So there it is: we have applied cross-validation to explore the space of hyper-parameters and we have gotten hyper-parameter values that provide a good bias-variance trade-off.

---

But, before we go to the next part, there is one important thing we forgot in this pipeline: 
like PCA or KMeans, the **KNN algorithm relies on distances** between points.

Meaningful distances can only be computed if all features follow a comparable scale, which is not the case in our cancer dataset:

In [None]:
df_cancer.head()

So, we will need to add a scaling step to our `Pipeline`.

In [None]:
%%time
from sklearn.pipeline import Pipeline
from sklearn.model_selection import GridSearchCV
from sklearn.preprocessing import StandardScaler

pipeline_knn=Pipeline([('scale',StandardScaler()), # scaling 
                       ('model',KNeighborsClassifier(n_jobs=-1))]) # KNN


## no new parameters to add for the scaling
grid_values = {'model__n_neighbors': np.arange(1,100,1),
               'model__weights':['uniform','distance']}

grid_knn_acc = GridSearchCV(pipeline_knn, 
                            param_grid = grid_values, 
                            scoring='accuracy',
                            cv= 10 ,            # 10 fold CV
                            n_jobs=-1)          # use all CPUs

## fit the models 
grid_knn_acc.fit(X_cancer_train, y_cancer_train)


print('Grid best parameter (max. accuracy):\n\t ', grid_knn_acc.best_params_)
print('Grid best score (cross-validated accuracy): {:.3f}'.format( grid_knn_acc.best_score_ ) )

Not only does the model make more sense, but the cross-validated accuracy is better now.


Note that the **proper practice is to include the pre-processing step in the Pipeline**. This:
- prevents you from forgetting to apply it in practice
- let you **explore hyper-parameters** of your preprocessing with the gridSearchCV (eg, nume of PCA axes to keep)
- ensure there is **no leakage from the validation set** during the Cross-Validation



When the number of hyper-parameters is low, we can plot how they influence the score. 

This is also useful to see if there are alternative to our best fit:

In [None]:
df_res = pd.DataFrame( grid_knn_acc.cv_results_ )
#df_res.loc[:, [ 'param_model__n_neighbors', 'param_model__weights',  'mean_test_score', 'std_test_score' ]]

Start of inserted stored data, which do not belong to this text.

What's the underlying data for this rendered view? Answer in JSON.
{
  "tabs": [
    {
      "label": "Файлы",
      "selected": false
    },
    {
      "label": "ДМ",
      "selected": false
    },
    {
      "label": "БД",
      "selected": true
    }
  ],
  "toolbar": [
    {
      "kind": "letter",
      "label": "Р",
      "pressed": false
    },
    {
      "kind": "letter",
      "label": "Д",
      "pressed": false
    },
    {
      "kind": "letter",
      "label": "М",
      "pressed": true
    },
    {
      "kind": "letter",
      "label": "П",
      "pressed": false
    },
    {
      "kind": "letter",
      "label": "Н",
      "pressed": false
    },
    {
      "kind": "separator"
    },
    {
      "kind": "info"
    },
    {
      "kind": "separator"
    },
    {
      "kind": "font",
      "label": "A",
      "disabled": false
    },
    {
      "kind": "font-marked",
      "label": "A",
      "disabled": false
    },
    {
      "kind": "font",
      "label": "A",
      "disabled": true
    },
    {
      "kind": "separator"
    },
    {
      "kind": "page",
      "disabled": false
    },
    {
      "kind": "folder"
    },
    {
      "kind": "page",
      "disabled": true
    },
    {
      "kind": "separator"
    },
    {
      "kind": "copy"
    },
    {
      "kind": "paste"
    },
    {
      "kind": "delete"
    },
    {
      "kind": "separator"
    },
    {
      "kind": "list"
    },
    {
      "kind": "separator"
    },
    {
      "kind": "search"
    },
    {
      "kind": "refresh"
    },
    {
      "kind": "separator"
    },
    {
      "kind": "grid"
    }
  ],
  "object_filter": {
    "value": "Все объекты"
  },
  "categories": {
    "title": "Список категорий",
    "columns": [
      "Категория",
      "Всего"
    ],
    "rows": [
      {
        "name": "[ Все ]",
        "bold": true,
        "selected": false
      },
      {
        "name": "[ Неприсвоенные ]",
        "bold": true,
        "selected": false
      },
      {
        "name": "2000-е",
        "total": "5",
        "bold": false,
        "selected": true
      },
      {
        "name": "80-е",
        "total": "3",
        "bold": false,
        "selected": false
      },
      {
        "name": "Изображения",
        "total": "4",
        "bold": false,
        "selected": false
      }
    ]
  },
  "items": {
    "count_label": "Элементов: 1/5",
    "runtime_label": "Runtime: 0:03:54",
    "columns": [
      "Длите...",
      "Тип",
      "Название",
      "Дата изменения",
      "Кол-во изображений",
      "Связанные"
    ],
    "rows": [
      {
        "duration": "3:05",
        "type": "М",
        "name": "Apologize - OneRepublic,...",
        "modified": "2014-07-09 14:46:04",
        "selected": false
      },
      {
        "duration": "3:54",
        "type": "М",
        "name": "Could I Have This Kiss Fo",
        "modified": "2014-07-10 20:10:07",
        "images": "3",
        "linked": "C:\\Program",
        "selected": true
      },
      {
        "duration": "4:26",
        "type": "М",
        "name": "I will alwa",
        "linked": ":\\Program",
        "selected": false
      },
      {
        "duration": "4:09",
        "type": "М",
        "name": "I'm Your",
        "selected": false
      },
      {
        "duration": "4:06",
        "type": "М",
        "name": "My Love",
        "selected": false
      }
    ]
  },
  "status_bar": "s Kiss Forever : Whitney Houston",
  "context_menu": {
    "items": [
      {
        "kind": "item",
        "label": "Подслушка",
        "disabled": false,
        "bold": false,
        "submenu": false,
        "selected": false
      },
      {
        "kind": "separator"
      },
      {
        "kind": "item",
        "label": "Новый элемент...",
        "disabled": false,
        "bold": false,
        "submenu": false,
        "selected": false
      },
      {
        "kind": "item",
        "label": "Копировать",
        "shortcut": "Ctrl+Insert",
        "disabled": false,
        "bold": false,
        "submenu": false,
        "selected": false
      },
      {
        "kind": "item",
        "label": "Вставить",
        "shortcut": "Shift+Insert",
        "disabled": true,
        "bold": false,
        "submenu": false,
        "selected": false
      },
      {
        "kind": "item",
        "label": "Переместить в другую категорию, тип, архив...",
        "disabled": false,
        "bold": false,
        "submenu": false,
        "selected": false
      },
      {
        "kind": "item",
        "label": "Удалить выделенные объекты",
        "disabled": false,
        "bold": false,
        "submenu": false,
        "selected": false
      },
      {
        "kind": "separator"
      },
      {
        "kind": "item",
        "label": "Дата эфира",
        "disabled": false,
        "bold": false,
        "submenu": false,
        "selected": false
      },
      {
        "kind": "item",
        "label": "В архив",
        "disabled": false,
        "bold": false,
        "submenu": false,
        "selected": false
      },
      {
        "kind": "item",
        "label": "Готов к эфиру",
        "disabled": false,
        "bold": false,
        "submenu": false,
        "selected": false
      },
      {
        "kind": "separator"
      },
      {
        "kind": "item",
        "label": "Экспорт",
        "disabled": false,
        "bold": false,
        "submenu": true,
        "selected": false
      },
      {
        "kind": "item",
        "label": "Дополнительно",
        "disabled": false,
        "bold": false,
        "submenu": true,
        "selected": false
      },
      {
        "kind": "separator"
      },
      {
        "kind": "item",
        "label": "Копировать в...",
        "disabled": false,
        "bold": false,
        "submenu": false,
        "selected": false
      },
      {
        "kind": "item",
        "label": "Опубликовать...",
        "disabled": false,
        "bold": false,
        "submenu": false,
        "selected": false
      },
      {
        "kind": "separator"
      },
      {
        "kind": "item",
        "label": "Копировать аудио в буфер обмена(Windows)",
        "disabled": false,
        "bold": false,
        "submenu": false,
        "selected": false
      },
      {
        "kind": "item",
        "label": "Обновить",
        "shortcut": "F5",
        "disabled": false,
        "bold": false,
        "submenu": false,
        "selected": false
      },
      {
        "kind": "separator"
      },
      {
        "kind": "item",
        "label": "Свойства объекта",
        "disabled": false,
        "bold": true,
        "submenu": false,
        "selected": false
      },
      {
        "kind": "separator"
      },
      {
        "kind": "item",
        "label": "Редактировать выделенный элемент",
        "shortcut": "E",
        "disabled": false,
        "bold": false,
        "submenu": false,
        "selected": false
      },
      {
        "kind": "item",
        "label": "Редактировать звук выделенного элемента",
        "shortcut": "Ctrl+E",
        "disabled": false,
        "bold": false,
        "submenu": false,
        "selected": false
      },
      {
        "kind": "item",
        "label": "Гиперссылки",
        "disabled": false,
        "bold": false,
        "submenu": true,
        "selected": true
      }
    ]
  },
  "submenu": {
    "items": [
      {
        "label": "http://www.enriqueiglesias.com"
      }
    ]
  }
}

fig,ax = plt.subplots(1,1,figsize=(10,7))
for W in ['uniform','distance']:
    m = df_res.param_model__weights==W
    ax.plot( df_res.loc[m , 'param_model__n_neighbors'] , df_res.loc[m , 'mean_test_score'] , 
               label = W )
    ax.fill_between( np.array( df_res.loc[m , 'param_model__n_neighbors'] , dtype = int ), 
                       np.array( df_res.loc[m , 'mean_test_score']  - df_res.loc[m , 'std_test_score'] ),
                       np.array( df_res.loc[m , 'mean_test_score']  + df_res.loc[m , 'std_test_score']) , 
                    alpha = 0.2 )
ax.set_xlabel('number of neighbors')
ax.set_ylabel('accuracy')           
ax.legend()    

We see here that a handful of hyperparameter sets have displayed the same cross-validated performance.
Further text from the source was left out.